The following sociodemographic and obstetric variables were collected: maternal age, education level (no education, primary, secondary, and university), type of labour onset (spontaneous or induced with oxytocin), parity (nulliparous or multiparous), type of delivery (spontaneous cephalic delivery, spontaneous breech delivery, dystocic vaginal breech, caesarean, and forceps), gestational age at delivery, use of increasing oxytocin during labour (yes/no), duration of stay in the delivery room (more or less than 12 h), type of pain relief (epidural pharmacological, intradural pharmacological, no analgesia, non-pharmacological), presence of perineal trauma (yes or no), type of trauma (1st, 2nd, 3rd and 4th degree perineal tear, cervical tear, episiotomy), and breastfeeding at hospital discharge (exclusive breastfeeding, mixed feeding, formula feeding, no breastfeeding).

Instrument and data collection system

The data collection process took place from February 28, 2022, to December 23, 2022.

Convenience non-probabilistic sampling was employed. Probabilistic sampling was not considered due to the study's objective, which prioritized securing a large sample size within a reasonable timeframe. Initial recruitment took place in the Immediate Postnatal Unit two hours after delivery. Women who met the inclusion criteria were offered voluntary participation in the study by the midwife of this unit. If they agreed, physical documentation was provided to them by the research team (EMM, JJG, HBR) on the wards at 24 h postpartum.

Women had two options for completing the questionnaire: either physically on-site during admission (between the first and second postpartum day), with the completed questionnaire handed personally to the research team (EMM, JJG, HBR) at discharge, or online (via the Google Forms® platform, following CROSS recommendations [54]). In the latter case, they were notified by telephone beforehand and were given a maximum period of one month after delivery to complete the questionnaire. In this manner, all questionnaires (both those collected in the hospital and online) were consistently completed between days 1 and 30 postpartum.

Obstetric information was extracted from the medical records of each participant by the researchers (EMM, JJP, HBR).
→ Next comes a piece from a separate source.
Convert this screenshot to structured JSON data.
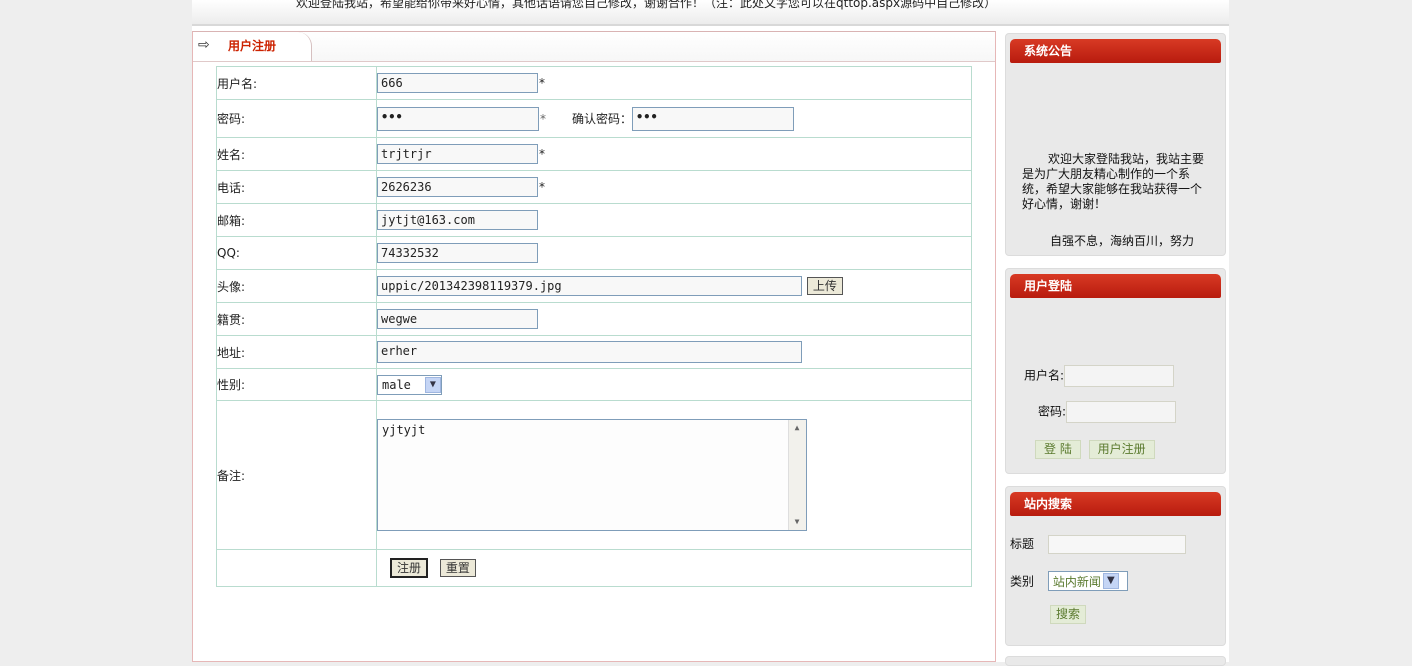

For the collection of data on temporal reliability (Test–Retest), 30 women who had physically responded during their admission were randomly selected to complete the questionnaire a second time online.

Data analysis and interpretation

A descriptive analysis of the study variables was performed. Qualitative variables were expressed in percentages and frequencies, and quantitative variables were presented as means, standard deviations, and minimum–maximum values. Skewness and kurtosis values were calculated for each item.

Construct validity through confirmatory factor analysis

A confirmatory factor analysis (CFA) was conducted based on the initial model proposed for the CEQ 2.0. The appropriateness of the data for factor analysis was assessed using the Kaiser Meyer Olkin index (KMO) and Bartlett's test statistic. Values above 0.75 for KMO and statistically significant values of p ≤ 0.05 for Bartlett's statistic were considered appropriate [53, 55]. A preliminary detection of inappropriate items was performed using Gulliksen's pool based on Relative Difficulty Index (RDI), Item Consistency Index (ICI), and Measure of Sampling Adequacy (MSA) values [56]. A Pearson correlation matrix was utilized, with factor extraction by Robust Unweighted Least Squares (RULS) and oblique PROMIN rotation [53, 55]. Parallel analysis was employed to determine the number of factors to retain, and the consistency of the retained factors was calculated. Bootstrapping was used to calculate 95% confidence intervals for item scores and model measures.

Various indices were used to assess the fit of the factorial solution: Root Mean Square of Residuals (RMSR), Root Mean Square Error of Approximation (RMSEA), Non-Normed Fit Index (NNFI), Comparative Fit Index (CFI), Goodness of Fit Index (GFI) and Adjusted Goodness of Fit Index (AGFI). An RMSR value of 0.05 was considered an acceptable fit, and for RMSEA, values below 0.05 were considered a good fit, while values between 0.05–0.08 were deemed a reasonable fit [52]. NNFI and CFI values of 0.95 or higher, and GFI and AGFI values above 0.90, were considered indicators of a good model fit [52]. Factor consistency was assessed using ORION (Overall Reliability of fully-Informative prior Oblique N-EAP scores) coefficients and the Factor Determinacy Index (FDI) [57].

The Generalized G-H index was calculated to assess the extent to which items reflected a common factor. Values above 0.80 are considered an indicator of a well-defined latent variable that is more likely to remain stable across studies, while low values suggest a poorly defined latent variable that is likely to change across studies [58]. The unidimensionality of the model was evaluated using the Unidimensional Congruence (UniCo), Explained Common Variance (ECV), and Mean of Item Residual Absolute Loadings (MIREAL) indices. UniCo values above 0.95, ECV values above 0.85, and MIREAL values below 0.30 were considered indicative that the data could be essentially considered unidimensional [59].

Reliability

Reliability (internal consistency) was evaluated using omega and alpha coefficients. For the calculation of temporal reliability-stability, the intraclass correlation coefficient of a two-factor random effects model and the concordance coefficient were calculated [60]. A Bland–Altman plot was used for the graphical representation of temporal reliability.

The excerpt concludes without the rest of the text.